In this last time came also the prizes, first of all, the Formentor, which had also received two writers that he admired without extenuating: Borges and Beckett. Was Charlotte Pedersen, granddaughter of Marta Eguía -your partner-you, the one that received the recognition along with his friend, the Spanish publisher Jorge Herralde.

More notes to understand this topic


Library essential

The one that taught us to read

Life and fiction

Piglia was born in Adrogué, November 24, 1940. He studied history at The Silver, but was soon requested by other frames. The reading of the high modernism (Kafka, Joyce) went to american literature and to the police hard, which helped spread in the 70′s with the collection Black Series.

The books of Piglia were leaving between major lapses (I tended to space out a lot of their publications) and the occurrences, with a little over two years apart, the novels White night (2010) and the way (2013) were an exception. Will be influenced by this singularity the end of his commitments at Princeton University, where he taught classes for fifteen years and retired in 2010. Piglia, the man was reluctant, had occupied all of a sudden the center of the canon. In the literature post-borgeana, your name is in the canon to the side of Juan José Saer (his friend, who dedicated to him inquiry), César Aira, and Fogwill. Each one will have their preferences, but the place is already indisputable.

in The same way that in his stories, Piglia diluted the boundaries between fiction and criticism, The diaries of Emilio Renzi, which came out up to now two volumes of the three expected, blurs the boundaries between fiction and life.

When published false Name, in 1975, Piglia included a preliminary note in which he said the following about the unity of the stories from nigeria: “I Wrote the stories in this book (except one) in 1975. At that time I lived in an apartment on Sarmiento street, opposite the old market of Montevideo, and when I think of these stories I remember a window that overlooked a courtyard. I guess that the fact to have written by looking at each of both the light from that window gives me a certain drive: as if the stories had been there, the other side of the glass”. And in an entry from his journal, 1969, reads as follows: “I Also don’t like the affected styles that circulate in the narrative of my generation: all write with the voice of another (especially that of Borges, Onetti and Cortázar); by my side, despite everything, a voice that will not be necessarily mine, that is to say, the one I use in life. Write with the sincerity of a subject that I don 217;t know and that just appears -or overlooks – when I write”. This was clear in an annotation of 1965: “The invasion has nothing to do with Borges. Anything with Cortázar, the other pest. Thematically the influence is Arlt, too many delaciones”. Hence the “Homage to Roberto Arlt” false Name there are no more than a step.

Piglia also wrote with the voice of another, but of another that he himself invented. I knew to upset the powers in the same way that could freak out the syntax.
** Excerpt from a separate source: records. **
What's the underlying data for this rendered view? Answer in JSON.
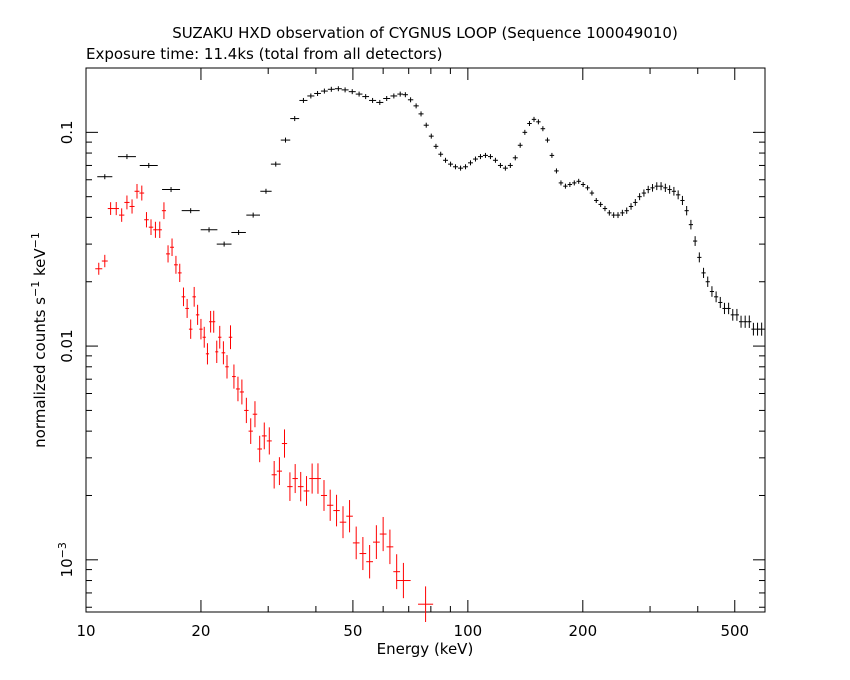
{
  "chart_data": {
    "type": "scatter",
    "title": "SUZAKU HXD observation of CYGNUS LOOP (Sequence 100049010)",
    "subtitle": "Exposure time: 11.4ks (total from all detectors)",
    "xlabel": "Energy (keV)",
    "ylabel_main": "normalized counts s",
    "ylabel_sup1": "−1",
    "ylabel_mid": " keV",
    "ylabel_sup2": "−1",
    "x_scale": "log",
    "y_scale": "log",
    "xlim": [
      10,
      600
    ],
    "ylim": [
      0.00057,
      0.2
    ],
    "x_ticks": [
      {
        "value": 10,
        "label": "10"
      },
      {
        "value": 20,
        "label": "20"
      },
      {
        "value": 50,
        "label": "50"
      },
      {
        "value": 100,
        "label": "100"
      },
      {
        "value": 200,
        "label": "200"
      },
      {
        "value": 500,
        "label": "500"
      }
    ],
    "y_ticks": [
      {
        "value": 0.1,
        "label": "0.1"
      },
      {
        "value": 0.01,
        "label": "0.01"
      },
      {
        "value": 0.001,
        "label_base": "10",
        "label_exp": "−3"
      }
    ],
    "grid": false,
    "legend": "none",
    "series": [
      {
        "color": "#000000",
        "points": [
          [
            11.2,
            0.062
          ],
          [
            12.8,
            0.077
          ],
          [
            14.6,
            0.07
          ],
          [
            16.7,
            0.054
          ],
          [
            18.8,
            0.043
          ],
          [
            21.0,
            0.035
          ],
          [
            23.0,
            0.03
          ],
          [
            25.1,
            0.034
          ],
          [
            27.4,
            0.041
          ],
          [
            29.6,
            0.053
          ],
          [
            31.4,
            0.071
          ],
          [
            33.3,
            0.092
          ],
          [
            35.2,
            0.116
          ],
          [
            37.1,
            0.141
          ],
          [
            38.8,
            0.148
          ],
          [
            40.4,
            0.152
          ],
          [
            42.1,
            0.156
          ],
          [
            43.9,
            0.159
          ],
          [
            45.8,
            0.16
          ],
          [
            47.7,
            0.158
          ],
          [
            49.8,
            0.155
          ],
          [
            51.9,
            0.151
          ],
          [
            54.0,
            0.147
          ],
          [
            56.3,
            0.141
          ],
          [
            58.8,
            0.138
          ],
          [
            61.3,
            0.144
          ],
          [
            64.0,
            0.148
          ],
          [
            66.5,
            0.151
          ],
          [
            68.6,
            0.15
          ],
          [
            70.8,
            0.142
          ],
          [
            73.2,
            0.133
          ],
          [
            75.4,
            0.122
          ],
          [
            77.8,
            0.108
          ],
          [
            80.2,
            0.096
          ],
          [
            82.5,
            0.086
          ],
          [
            84.9,
            0.079
          ],
          [
            87.4,
            0.074
          ],
          [
            90.1,
            0.071
          ],
          [
            92.8,
            0.069
          ],
          [
            95.7,
            0.068
          ],
          [
            98.6,
            0.069
          ],
          [
            101.6,
            0.072
          ],
          [
            104.7,
            0.075
          ],
          [
            107.9,
            0.077
          ],
          [
            111.2,
            0.078
          ],
          [
            114.6,
            0.077
          ],
          [
            118.1,
            0.074
          ],
          [
            121.7,
            0.07
          ],
          [
            125.4,
            0.068
          ],
          [
            129.2,
            0.07
          ],
          [
            133.1,
            0.076
          ],
          [
            137.1,
            0.087
          ],
          [
            141.0,
            0.1
          ],
          [
            145.0,
            0.11
          ],
          [
            149.0,
            0.115
          ],
          [
            153.0,
            0.112
          ],
          [
            157.2,
            0.104
          ],
          [
            161.6,
            0.092
          ],
          [
            166.0,
            0.078
          ],
          [
            170.6,
            0.066
          ],
          [
            175.3,
            0.058
          ],
          [
            180.1,
            0.056
          ],
          [
            185.0,
            0.057
          ],
          [
            190.0,
            0.058
          ],
          [
            195.1,
            0.059
          ],
          [
            200.4,
            0.057
          ],
          [
            205.8,
            0.055
          ],
          [
            211.3,
            0.052
          ],
          [
            216.9,
            0.048
          ],
          [
            222.7,
            0.046
          ],
          [
            228.6,
            0.044
          ],
          [
            234.7,
            0.042
          ],
          [
            240.9,
            0.041
          ],
          [
            247.3,
            0.041
          ],
          [
            253.9,
            0.042
          ],
          [
            260.6,
            0.043
          ],
          [
            267.5,
            0.045
          ],
          [
            274.5,
            0.047
          ],
          [
            281.7,
            0.05
          ],
          [
            289.1,
            0.052
          ],
          [
            296.7,
            0.054
          ],
          [
            304.5,
            0.055
          ],
          [
            312.4,
            0.056
          ],
          [
            320.6,
            0.056
          ],
          [
            329.0,
            0.055
          ],
          [
            337.6,
            0.054
          ],
          [
            346.4,
            0.053
          ],
          [
            355.4,
            0.051
          ],
          [
            364.7,
            0.048
          ],
          [
            374.1,
            0.043
          ],
          [
            383.8,
            0.037
          ],
          [
            393.7,
            0.031
          ],
          [
            403.8,
            0.026
          ],
          [
            414.2,
            0.022
          ],
          [
            424.8,
            0.02
          ],
          [
            435.7,
            0.018
          ],
          [
            446.8,
            0.017
          ],
          [
            458.2,
            0.016
          ],
          [
            469.9,
            0.015
          ],
          [
            481.8,
            0.015
          ],
          [
            494.0,
            0.014
          ],
          [
            506.5,
            0.014
          ],
          [
            519.3,
            0.013
          ],
          [
            532.4,
            0.013
          ],
          [
            545.8,
            0.013
          ],
          [
            559.5,
            0.012
          ],
          [
            573.6,
            0.012
          ],
          [
            588.0,
            0.012
          ]
        ]
      },
      {
        "color": "#ff0000",
        "points": [
          [
            10.8,
            0.023
          ],
          [
            11.2,
            0.025
          ],
          [
            11.6,
            0.044
          ],
          [
            12.0,
            0.044
          ],
          [
            12.4,
            0.041
          ],
          [
            12.8,
            0.047
          ],
          [
            13.2,
            0.045
          ],
          [
            13.6,
            0.053
          ],
          [
            14.0,
            0.052
          ],
          [
            14.4,
            0.039
          ],
          [
            14.8,
            0.036
          ],
          [
            15.2,
            0.035
          ],
          [
            15.6,
            0.035
          ],
          [
            16.0,
            0.043
          ],
          [
            16.4,
            0.027
          ],
          [
            16.8,
            0.029
          ],
          [
            17.2,
            0.024
          ],
          [
            17.6,
            0.022
          ],
          [
            18.0,
            0.017
          ],
          [
            18.4,
            0.015
          ],
          [
            18.8,
            0.012
          ],
          [
            19.2,
            0.017
          ],
          [
            19.6,
            0.014
          ],
          [
            20.0,
            0.012
          ],
          [
            20.4,
            0.011
          ],
          [
            20.8,
            0.0092
          ],
          [
            21.2,
            0.013
          ],
          [
            21.6,
            0.013
          ],
          [
            22.0,
            0.0094
          ],
          [
            22.4,
            0.011
          ],
          [
            22.9,
            0.0093
          ],
          [
            23.4,
            0.008
          ],
          [
            23.9,
            0.011
          ],
          [
            24.4,
            0.0072
          ],
          [
            25.0,
            0.0063
          ],
          [
            25.6,
            0.0061
          ],
          [
            26.3,
            0.005
          ],
          [
            27.0,
            0.004
          ],
          [
            27.7,
            0.0048
          ],
          [
            28.5,
            0.0033
          ],
          [
            29.3,
            0.0038
          ],
          [
            30.2,
            0.0036
          ],
          [
            31.1,
            0.0025
          ],
          [
            32.1,
            0.0026
          ],
          [
            33.1,
            0.0035
          ],
          [
            34.2,
            0.0022
          ],
          [
            35.3,
            0.0024
          ],
          [
            36.5,
            0.0022
          ],
          [
            37.8,
            0.0021
          ],
          [
            39.1,
            0.0024
          ],
          [
            40.5,
            0.0024
          ],
          [
            42.0,
            0.002
          ],
          [
            43.6,
            0.0018
          ],
          [
            45.3,
            0.0017
          ],
          [
            47.1,
            0.0015
          ],
          [
            49.0,
            0.0016
          ],
          [
            51.0,
            0.0012
          ],
          [
            53.1,
            0.00107
          ],
          [
            55.3,
            0.00098
          ],
          [
            57.6,
            0.00121
          ],
          [
            60.0,
            0.00132
          ],
          [
            62.5,
            0.00115
          ],
          [
            65.1,
            0.00088
          ],
          [
            67.8,
            0.0008
          ],
          [
            77.5,
            0.00062
          ]
        ]
      }
    ]
  }
}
One of the theories that are most strong Piglia was the “two stories”; that is to say that, like Borges, we read a thing and, in the end, it turns out that the story that we read was different, lit from the end. The same goes with your life. He also made her life a fiction is twofold: that we knew and that he had. It is irrelevant to separate one from the other because, like in the tales, are one and indivisible.

The lesson of the master

No one spoke better than Piglia. Their classes, when transliterated, gave a clean text, without hesitation or redundancy. The talk took for him the form of a thought that was going to unfold in a loud voice. He knows that anyone who has heard any of those classes, which also made public with the lectures on Borges, which was aired on television.

it Was a aforista acute (“Madame Bovary he would have liked to read Madame Bovary“; “Telling it is like playing poker: the secret is to seem a liar when he tells the truth”) and, in the private chat, I had the same generosity of the classes: participated their highlights as if they were the partner. These illuminations had a core recurrent: the reflection. Or, to put it another way, that at this point of the story can’t have wonder without knowledge.